Lightning Dust
Lightning Dust
Score:72
Reviewer: Wireless Bollinger
Label: Jagjaguwar (USA)
Reviewed: Sep 1st '07, Released:2007
Lightning Dust overcomes the common trappings of minimalism; succeeding with an album that is concise and delicately quirky from the sparse ‘Listened On’ with its bleak sporadic guitar and plummy organ, to the smooth piano ballad ‘Days Go By’ book-ending a richly textured and diverse album. It is this variety that separates Lightning Dust from the monotony that inflicts many minimalist releases, as the songs sway from incredibly rich soundscapes to the simplicity of single instrument and voice.

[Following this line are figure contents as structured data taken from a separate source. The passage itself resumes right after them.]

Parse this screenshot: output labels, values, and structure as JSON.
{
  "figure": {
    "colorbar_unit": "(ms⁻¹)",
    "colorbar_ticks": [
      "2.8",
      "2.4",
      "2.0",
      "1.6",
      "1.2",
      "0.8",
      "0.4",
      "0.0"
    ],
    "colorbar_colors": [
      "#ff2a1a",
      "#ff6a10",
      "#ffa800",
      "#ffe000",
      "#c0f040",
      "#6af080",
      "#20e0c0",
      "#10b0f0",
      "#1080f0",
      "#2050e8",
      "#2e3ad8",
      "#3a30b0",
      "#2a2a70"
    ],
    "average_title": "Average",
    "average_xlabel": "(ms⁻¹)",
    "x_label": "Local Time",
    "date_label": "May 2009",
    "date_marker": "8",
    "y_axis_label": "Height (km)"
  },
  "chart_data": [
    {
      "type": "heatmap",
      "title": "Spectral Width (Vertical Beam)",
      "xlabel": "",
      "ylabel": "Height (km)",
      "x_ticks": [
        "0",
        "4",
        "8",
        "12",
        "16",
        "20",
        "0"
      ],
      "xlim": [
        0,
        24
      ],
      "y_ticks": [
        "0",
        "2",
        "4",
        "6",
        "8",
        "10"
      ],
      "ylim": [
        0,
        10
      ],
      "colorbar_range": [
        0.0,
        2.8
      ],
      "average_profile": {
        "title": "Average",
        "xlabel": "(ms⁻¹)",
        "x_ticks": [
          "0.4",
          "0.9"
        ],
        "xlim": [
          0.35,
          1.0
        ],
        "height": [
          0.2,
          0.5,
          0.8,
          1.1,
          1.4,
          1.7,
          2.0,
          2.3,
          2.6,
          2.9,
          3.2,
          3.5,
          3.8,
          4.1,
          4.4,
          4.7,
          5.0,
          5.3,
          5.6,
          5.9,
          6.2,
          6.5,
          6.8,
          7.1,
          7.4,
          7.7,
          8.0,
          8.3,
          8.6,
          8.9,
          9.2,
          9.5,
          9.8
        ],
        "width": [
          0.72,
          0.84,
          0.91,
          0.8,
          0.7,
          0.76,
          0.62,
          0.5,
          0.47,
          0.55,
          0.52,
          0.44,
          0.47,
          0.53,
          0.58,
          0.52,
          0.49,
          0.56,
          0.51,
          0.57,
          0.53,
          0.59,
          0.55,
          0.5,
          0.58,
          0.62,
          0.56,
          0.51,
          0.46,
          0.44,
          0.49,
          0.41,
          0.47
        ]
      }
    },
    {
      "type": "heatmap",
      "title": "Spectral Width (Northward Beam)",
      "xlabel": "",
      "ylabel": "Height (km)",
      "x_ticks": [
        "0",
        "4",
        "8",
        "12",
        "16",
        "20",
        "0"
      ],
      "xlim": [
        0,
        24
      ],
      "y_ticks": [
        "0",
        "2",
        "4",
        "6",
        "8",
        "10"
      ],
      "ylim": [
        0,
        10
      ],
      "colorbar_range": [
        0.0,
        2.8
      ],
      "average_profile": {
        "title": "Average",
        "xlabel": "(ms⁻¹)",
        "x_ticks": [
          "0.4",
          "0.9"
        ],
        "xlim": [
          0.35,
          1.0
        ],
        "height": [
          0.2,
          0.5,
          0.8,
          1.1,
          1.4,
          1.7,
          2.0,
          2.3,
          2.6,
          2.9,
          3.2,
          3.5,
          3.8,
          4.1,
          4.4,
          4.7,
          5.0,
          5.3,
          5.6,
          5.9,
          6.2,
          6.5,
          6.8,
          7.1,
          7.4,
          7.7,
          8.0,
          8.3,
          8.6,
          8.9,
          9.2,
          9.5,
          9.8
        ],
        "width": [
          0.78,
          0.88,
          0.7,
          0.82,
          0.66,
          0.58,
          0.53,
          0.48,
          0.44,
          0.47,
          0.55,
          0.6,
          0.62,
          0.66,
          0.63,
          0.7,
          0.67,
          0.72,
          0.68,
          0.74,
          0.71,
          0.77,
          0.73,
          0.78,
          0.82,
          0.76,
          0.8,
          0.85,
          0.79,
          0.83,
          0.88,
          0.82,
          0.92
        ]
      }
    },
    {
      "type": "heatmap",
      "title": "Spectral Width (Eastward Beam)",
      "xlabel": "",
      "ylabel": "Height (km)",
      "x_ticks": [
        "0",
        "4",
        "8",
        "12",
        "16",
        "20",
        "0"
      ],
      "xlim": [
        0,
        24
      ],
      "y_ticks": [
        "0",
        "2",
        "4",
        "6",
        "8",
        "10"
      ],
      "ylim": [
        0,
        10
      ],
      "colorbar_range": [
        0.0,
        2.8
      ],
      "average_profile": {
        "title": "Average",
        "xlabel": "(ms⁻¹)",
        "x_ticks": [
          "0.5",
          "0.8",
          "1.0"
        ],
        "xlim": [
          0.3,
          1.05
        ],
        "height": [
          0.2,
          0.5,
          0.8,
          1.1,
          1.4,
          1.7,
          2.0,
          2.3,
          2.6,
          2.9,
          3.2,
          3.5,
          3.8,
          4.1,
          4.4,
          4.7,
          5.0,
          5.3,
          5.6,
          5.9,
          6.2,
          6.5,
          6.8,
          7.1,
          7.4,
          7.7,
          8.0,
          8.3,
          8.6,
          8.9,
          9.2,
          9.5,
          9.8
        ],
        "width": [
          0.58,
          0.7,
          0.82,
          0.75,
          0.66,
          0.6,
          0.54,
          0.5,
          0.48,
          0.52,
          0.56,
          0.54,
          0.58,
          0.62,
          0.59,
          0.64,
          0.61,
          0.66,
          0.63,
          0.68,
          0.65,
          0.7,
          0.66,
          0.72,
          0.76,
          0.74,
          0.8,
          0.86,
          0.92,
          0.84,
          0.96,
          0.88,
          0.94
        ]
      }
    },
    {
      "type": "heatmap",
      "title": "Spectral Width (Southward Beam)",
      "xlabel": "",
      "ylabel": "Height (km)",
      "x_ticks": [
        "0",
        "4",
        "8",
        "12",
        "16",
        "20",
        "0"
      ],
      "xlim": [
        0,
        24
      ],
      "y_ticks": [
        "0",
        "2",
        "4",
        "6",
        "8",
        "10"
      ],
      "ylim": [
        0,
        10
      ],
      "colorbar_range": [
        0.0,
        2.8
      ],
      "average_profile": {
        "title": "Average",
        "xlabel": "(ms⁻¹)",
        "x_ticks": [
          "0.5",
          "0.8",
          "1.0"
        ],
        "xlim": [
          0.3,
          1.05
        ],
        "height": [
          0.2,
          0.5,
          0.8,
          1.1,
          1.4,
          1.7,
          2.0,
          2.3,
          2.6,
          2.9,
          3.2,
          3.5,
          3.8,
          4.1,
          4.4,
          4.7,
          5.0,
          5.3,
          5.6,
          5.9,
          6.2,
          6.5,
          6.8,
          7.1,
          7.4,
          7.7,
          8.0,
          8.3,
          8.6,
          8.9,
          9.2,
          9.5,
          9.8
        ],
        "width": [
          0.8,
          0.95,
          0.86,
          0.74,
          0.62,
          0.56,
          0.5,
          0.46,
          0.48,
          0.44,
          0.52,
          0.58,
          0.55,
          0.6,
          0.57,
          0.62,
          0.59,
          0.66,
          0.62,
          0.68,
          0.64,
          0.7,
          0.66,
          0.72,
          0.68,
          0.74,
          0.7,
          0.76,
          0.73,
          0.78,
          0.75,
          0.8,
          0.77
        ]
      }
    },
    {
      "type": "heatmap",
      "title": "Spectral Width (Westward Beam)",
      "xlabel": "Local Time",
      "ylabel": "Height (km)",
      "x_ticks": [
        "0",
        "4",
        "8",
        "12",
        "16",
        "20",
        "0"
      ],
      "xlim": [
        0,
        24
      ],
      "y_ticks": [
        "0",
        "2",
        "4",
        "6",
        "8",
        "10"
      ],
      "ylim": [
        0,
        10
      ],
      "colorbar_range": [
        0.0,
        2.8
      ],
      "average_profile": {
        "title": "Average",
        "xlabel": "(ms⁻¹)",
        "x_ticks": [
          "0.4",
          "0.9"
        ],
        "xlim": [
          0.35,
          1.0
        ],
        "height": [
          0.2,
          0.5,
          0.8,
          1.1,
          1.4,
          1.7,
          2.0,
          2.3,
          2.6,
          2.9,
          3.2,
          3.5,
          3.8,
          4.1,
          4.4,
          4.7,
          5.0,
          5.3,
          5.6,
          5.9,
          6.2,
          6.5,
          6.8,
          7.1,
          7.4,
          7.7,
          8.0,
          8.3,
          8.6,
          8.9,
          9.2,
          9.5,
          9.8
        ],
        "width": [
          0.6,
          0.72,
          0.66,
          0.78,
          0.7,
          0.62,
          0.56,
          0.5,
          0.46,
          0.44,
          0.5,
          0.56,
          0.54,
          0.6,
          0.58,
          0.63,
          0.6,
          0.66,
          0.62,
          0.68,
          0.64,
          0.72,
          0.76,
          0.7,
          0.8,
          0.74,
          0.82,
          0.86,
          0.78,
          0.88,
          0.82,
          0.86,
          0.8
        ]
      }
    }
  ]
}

Amber Webber is the main vocalist in Lightning Dust and her voice is an extraordinary instrument. Singing in a moderately low register for a female singer, she employs a beautifully restrained vibrato. This is the kind of voice that shapes itself around songs, around instruments.. She has just been gifted with an incredibly malleable voice; the kind of voice that can be dictated to by the style of music employed and still hold its own.
‘Jump In’ is the album’s best song – the prominent piano line weirdly reminiscent of Tom Jones’ ‘Delilah’. But here it’s as if ‘Delilah’ has been rewritten as a morose duet of togetherness until death. As one of the few instances where Joshua Wells is granted a lead vocal, there is almost a sinister sexuality in the song; Webber and Wells sounding like a duo as dynamically potent and sexually charged as Jennifer Charles and Mike Patton on Dan the Automator’s Nathaniel Merriweather presents… Lovage: Music to Make Love to Your Old Lady By.
It’s amazing that Webber and Wells can move so far away from their Black Mountain heritage on this record. The duo have spilt a wealth of influences all over this album, ‘Days Go By’ sounding like Nick Drake in a positive, albeit languid, mood; ‘Breathe’ is an organ epic; and ‘Take Me Back’ touches Close Encounters of the Third Kind. The variation on this record is a strength, able to cover different styles while maintaining the all-important album flow – even a song like ‘Wind Me Up’ (an upbeat, eccentric, pop number) doesn’t feel at all out of place. Overall, it’s a sustaining and relevant debut and a fascinating side project.